In the way that I found Stormwatch to be a refreshing take on science fiction for DC, Animal Man slowly drifts into the horror realm, and it is awesome. Jeff Lemire’s expertly paced script gives us an overview of Buddy Baker’s life (the opening newspaper-style interview page was a brilliant touch), establishing his current state as not only a hero, but pop culture icon, animal rights activist, and now indie movie star. We are privy to a household scene featuring everyday family’s problems, such as his daughter wanting a dog and his son wanting to film him in action to send to the Justice League (humorously, for an audition tape). After Buddy deals with a hostage situation, things begin to shift towards the dark and mysterious; why was Buddy’s body reacting to his accessing his powers so boldly? What is the meaning of the disturbing dream he has? Who was the Hunters Three? And just how is Maxine able to do that?
Animal Man #1 beautifully lays the framework for the premiere storyline. It leaves you craving the next installment, but it also does something more. It gives depth to Buddy’s relationship with his family. It provides a potentially heartbreaking conflict with his daughter. There is a strong human element running through this story, tied up in Baker’s familly, and it forms the core of this series. As a family man myself, I find this incredibly appealing, and I was impressed with Lemire’s skills to make this work so well in just one issue.
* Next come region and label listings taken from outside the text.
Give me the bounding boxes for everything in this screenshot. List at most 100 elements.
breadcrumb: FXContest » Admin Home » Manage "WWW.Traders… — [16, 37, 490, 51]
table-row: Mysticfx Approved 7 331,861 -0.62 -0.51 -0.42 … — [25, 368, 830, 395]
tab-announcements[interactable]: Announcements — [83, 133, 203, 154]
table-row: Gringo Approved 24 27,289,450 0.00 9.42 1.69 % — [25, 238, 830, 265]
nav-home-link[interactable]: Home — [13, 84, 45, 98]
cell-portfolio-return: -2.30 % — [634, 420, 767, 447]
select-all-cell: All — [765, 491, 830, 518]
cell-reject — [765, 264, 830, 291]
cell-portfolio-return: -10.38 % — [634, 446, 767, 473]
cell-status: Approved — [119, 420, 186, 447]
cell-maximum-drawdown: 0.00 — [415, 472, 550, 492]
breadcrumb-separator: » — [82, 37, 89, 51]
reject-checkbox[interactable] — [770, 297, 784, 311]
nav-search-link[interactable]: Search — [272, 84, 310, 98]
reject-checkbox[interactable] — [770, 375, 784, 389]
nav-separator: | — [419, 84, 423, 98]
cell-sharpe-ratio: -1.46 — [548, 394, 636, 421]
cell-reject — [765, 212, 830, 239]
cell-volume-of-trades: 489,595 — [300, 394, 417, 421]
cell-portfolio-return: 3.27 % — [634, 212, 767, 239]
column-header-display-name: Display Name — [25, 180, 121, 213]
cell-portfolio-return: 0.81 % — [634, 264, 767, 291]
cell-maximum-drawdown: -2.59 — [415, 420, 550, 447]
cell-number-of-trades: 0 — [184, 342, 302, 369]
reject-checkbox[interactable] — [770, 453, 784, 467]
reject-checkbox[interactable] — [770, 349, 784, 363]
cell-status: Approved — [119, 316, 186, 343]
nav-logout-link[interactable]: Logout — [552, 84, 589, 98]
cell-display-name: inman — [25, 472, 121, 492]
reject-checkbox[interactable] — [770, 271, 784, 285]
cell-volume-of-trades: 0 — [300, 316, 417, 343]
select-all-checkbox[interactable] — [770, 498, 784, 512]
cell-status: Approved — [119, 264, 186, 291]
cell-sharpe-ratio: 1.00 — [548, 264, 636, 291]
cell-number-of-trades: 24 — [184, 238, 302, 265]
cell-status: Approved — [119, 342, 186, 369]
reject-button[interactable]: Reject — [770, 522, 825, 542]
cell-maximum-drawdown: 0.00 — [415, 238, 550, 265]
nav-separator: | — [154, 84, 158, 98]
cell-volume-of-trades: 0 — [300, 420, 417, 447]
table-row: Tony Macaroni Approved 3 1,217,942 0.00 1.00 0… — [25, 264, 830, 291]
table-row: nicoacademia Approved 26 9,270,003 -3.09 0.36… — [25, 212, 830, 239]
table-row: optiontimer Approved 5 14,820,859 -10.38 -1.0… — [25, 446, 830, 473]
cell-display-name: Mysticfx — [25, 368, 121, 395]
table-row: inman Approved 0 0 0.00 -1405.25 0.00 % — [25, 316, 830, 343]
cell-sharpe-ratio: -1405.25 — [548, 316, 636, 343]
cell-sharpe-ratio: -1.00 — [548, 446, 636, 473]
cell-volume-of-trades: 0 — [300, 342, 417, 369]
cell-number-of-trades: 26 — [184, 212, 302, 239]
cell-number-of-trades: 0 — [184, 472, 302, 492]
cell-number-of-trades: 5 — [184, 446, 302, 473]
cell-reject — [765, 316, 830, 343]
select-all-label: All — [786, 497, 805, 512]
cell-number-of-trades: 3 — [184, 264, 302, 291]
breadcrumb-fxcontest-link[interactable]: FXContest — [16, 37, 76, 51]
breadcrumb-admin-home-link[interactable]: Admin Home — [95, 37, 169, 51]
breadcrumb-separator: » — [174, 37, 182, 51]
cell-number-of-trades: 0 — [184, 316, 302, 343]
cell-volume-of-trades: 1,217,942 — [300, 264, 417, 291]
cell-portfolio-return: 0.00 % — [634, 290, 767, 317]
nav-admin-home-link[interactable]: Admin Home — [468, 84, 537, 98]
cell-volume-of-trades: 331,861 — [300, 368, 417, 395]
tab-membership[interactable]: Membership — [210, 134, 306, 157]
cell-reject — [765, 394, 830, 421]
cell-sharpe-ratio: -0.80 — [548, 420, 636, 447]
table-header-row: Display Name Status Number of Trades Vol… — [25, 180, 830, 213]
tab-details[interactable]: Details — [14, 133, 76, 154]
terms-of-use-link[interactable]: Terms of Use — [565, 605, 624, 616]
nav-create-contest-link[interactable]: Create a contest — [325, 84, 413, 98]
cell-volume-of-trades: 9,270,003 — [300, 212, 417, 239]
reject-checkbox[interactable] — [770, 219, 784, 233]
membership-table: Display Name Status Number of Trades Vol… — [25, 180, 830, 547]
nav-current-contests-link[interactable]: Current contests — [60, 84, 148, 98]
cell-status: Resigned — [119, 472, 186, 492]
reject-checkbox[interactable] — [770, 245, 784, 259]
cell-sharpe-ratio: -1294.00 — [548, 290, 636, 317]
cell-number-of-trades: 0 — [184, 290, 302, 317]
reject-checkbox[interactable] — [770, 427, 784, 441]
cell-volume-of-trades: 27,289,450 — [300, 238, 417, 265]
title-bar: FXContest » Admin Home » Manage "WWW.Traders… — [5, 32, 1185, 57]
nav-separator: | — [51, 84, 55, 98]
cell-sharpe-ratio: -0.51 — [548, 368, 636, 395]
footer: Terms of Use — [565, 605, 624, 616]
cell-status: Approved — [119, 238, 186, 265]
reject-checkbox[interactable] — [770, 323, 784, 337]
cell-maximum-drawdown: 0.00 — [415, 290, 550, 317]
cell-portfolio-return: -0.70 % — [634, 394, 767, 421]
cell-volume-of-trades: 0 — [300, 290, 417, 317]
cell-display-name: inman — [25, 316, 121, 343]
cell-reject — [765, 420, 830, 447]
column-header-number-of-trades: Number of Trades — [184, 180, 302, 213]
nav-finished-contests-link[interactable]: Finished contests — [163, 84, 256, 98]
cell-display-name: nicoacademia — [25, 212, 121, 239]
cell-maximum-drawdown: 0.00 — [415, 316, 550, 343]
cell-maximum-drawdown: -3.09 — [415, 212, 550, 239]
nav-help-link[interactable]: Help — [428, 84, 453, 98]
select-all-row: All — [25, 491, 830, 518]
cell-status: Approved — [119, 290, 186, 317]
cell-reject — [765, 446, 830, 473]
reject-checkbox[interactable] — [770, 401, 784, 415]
Despite my initial hesitation regarding the cover, I found Travel Foreman’s interior artwork to be solid in most parts. There are some spots I found murky or plain odd. The full-page shot of Animal Man taking flight looks awkward; his head doesn’t look proportionate to the rest of his body. Later on, the inking on his face when his eyes are bleeding looks murky thanks to the crosshatching, which is slightly distracting given the overall powerful scene. However, the standout piece has to be the dream sequence, which looks deliciously surreal and, frankly, beautiful in black, white, and red. Baker’s transformation into nerve endings is a creepy touch and the revelation of the Hunters is great.
With a stunning debut issue, Animal Man has done its job and hooked me as a monthly reader. If the series maintains this level of quality, it will be one of the best series to come out of DC’s New 52. Highly recommended.